Suppose one server is up 99% of the time — it’s down about 3.65 days a year. Put two independent servers behind a load balancer and require only one to be up. The system is down only when both are down at once. If the failures are truly independent, that’s 0.01 × 0.01 = 0.0001 — 99.99% availability, down from 3.65 days to about 53 minutes a year. Two cheap unreliable things composed into one reliable thing. This is the core magic, and it’s why redundancy is the foundation of every nines target in Availability, SLAs & the Nines.

The redundancy spectrum: passive to active

Section titled “The redundancy spectrum: passive to active”

Redundancy is not one design — it’s a spectrum trading cost against recovery speed.

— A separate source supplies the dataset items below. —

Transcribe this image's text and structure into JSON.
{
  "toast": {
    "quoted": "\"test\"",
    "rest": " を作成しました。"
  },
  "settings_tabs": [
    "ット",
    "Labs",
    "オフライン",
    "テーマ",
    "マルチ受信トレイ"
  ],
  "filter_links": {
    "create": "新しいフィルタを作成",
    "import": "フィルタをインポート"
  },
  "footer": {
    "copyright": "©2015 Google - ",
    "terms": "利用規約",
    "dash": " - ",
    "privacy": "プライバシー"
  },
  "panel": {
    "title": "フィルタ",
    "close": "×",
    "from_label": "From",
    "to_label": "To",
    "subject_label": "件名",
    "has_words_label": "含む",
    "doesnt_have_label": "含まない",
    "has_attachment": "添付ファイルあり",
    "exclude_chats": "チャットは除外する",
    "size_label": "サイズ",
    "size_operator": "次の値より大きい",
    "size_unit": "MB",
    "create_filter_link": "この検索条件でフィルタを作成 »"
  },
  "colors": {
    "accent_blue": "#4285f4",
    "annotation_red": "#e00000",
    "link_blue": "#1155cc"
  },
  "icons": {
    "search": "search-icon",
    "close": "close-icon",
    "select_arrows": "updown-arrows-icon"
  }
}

COLD STANDBY WARM STANDBY HOT / ACTIVE-PASSIVE ACTIVE-ACTIVE
spare is off spare running, spare fully synced, all nodes serve
must boot & data lagging, idle, ready instantly traffic at once
restore promote in seconds
└── cheapest ────────────────────────────────────────── most expensive ──┘
└── slowest recovery ──────────────────────────────── fastest recovery ──┘

One node serves all traffic; a standby waits. On failure, traffic fails over to the standby, which gets promoted to primary. This is the default for stateful systems — most relational databases run a primary with one or more replicas, and promote a replica when the primary dies.

What does this buy us, and what does it cost? It buys simplicity: there’s exactly one writer, so you never have to reconcile conflicting writes — consistency is easy. It costs you idle capacity (you’re paying for a standby that does no useful work) and a recovery gap: there’s a window between “primary died” and “standby is serving” where you’re down.

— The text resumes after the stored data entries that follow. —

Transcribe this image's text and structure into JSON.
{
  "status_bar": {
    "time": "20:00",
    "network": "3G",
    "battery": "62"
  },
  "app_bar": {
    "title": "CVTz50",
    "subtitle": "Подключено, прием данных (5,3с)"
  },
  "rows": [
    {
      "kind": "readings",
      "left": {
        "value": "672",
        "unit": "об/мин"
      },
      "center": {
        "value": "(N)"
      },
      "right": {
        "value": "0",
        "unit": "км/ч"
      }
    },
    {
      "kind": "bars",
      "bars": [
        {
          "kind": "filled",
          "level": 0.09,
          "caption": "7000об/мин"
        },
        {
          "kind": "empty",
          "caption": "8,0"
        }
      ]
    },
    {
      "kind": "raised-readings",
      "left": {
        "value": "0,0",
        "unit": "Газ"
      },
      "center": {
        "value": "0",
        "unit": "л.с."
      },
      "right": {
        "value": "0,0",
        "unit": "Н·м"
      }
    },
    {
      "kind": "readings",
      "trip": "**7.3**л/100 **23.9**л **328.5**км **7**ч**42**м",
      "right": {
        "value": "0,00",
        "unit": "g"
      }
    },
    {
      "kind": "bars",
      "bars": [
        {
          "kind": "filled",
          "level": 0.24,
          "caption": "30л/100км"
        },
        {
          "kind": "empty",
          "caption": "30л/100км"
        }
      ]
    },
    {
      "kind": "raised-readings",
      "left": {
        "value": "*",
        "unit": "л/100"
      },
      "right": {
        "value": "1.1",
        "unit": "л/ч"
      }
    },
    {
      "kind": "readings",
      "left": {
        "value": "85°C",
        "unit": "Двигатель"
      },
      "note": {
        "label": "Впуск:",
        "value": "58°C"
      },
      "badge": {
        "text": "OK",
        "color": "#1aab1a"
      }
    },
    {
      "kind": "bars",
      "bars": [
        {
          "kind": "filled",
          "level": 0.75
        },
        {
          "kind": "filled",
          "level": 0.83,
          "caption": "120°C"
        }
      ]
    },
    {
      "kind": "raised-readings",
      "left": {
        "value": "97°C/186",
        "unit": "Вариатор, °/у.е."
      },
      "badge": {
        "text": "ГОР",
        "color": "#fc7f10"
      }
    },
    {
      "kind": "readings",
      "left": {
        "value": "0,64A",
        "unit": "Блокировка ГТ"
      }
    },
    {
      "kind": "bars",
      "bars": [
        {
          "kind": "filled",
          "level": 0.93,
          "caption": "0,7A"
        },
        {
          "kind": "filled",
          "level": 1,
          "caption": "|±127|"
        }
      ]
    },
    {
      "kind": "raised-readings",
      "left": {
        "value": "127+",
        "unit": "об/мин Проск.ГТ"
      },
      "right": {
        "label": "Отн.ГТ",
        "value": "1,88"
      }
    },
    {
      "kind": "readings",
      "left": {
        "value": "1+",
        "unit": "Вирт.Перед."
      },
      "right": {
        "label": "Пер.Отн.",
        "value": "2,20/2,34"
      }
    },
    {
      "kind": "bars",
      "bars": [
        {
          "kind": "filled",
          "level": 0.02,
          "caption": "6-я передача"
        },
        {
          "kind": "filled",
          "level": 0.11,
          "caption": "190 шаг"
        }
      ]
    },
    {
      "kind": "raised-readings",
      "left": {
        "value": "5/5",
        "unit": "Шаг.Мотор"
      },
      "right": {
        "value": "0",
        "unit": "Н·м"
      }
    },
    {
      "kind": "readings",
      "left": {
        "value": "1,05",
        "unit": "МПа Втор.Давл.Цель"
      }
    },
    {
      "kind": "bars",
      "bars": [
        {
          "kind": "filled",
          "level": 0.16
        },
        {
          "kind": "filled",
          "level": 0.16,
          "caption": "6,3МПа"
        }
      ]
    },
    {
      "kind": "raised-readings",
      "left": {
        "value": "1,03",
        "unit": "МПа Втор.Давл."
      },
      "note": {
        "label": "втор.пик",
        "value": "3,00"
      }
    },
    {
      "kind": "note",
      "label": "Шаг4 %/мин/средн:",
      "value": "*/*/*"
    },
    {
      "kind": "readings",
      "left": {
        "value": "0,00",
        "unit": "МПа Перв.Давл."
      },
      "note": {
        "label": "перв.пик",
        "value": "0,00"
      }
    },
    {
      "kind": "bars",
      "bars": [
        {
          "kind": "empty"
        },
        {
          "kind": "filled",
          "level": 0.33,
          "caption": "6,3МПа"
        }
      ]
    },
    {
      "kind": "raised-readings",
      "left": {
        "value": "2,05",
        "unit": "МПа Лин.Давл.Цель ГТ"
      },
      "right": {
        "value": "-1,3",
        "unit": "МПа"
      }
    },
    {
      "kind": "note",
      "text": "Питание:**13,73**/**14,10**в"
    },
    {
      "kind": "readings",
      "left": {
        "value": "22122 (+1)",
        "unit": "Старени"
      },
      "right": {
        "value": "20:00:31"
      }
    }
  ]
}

Every node serves live traffic simultaneously; load is shared. Lose one and the others absorb its share — there’s no promotion step because there’s no special primary.

What does this buy us, and what does it cost? It buys no idle capacity (every machine earns its keep) and near-instant failure absorption (the survivors were already serving). It costs you the hard problem of coordination: with multiple active writers you must handle conflicting concurrent writes, which drags you into consistency trade-offs, distributed locking, or conflict resolution. Active-active is straightforward for stateless services and genuinely difficult for stateful ones.

Here’s the counterintuitive truth: the failover mechanism is itself a common cause of outages. The redundancy is there to make you safer, but the switch-over is a high-risk maneuver, for several reasons.

Detecting failure is ambiguous. How do you know the primary is dead and not just slow, or briefly unreachable? You use health checks and timeouts — but set them too aggressive and a momentary blip triggers an unnecessary failover; set them too lax and you stay down longer than needed. There’s no perfect threshold.

Split-brain. The nightmare scenario: the primary isn’t actually dead — the network between it and the standby failed. The standby, seeing no primary, promotes itself. Now you have two primaries, both accepting writes, diverging. When the network heals, you have two conflicting versions of the truth and no clean way to merge them. Systems prevent this with quorum (a majority must agree before promotion) or fencing (forcibly disabling the old primary — “STONITH”: shoot the other node in the head).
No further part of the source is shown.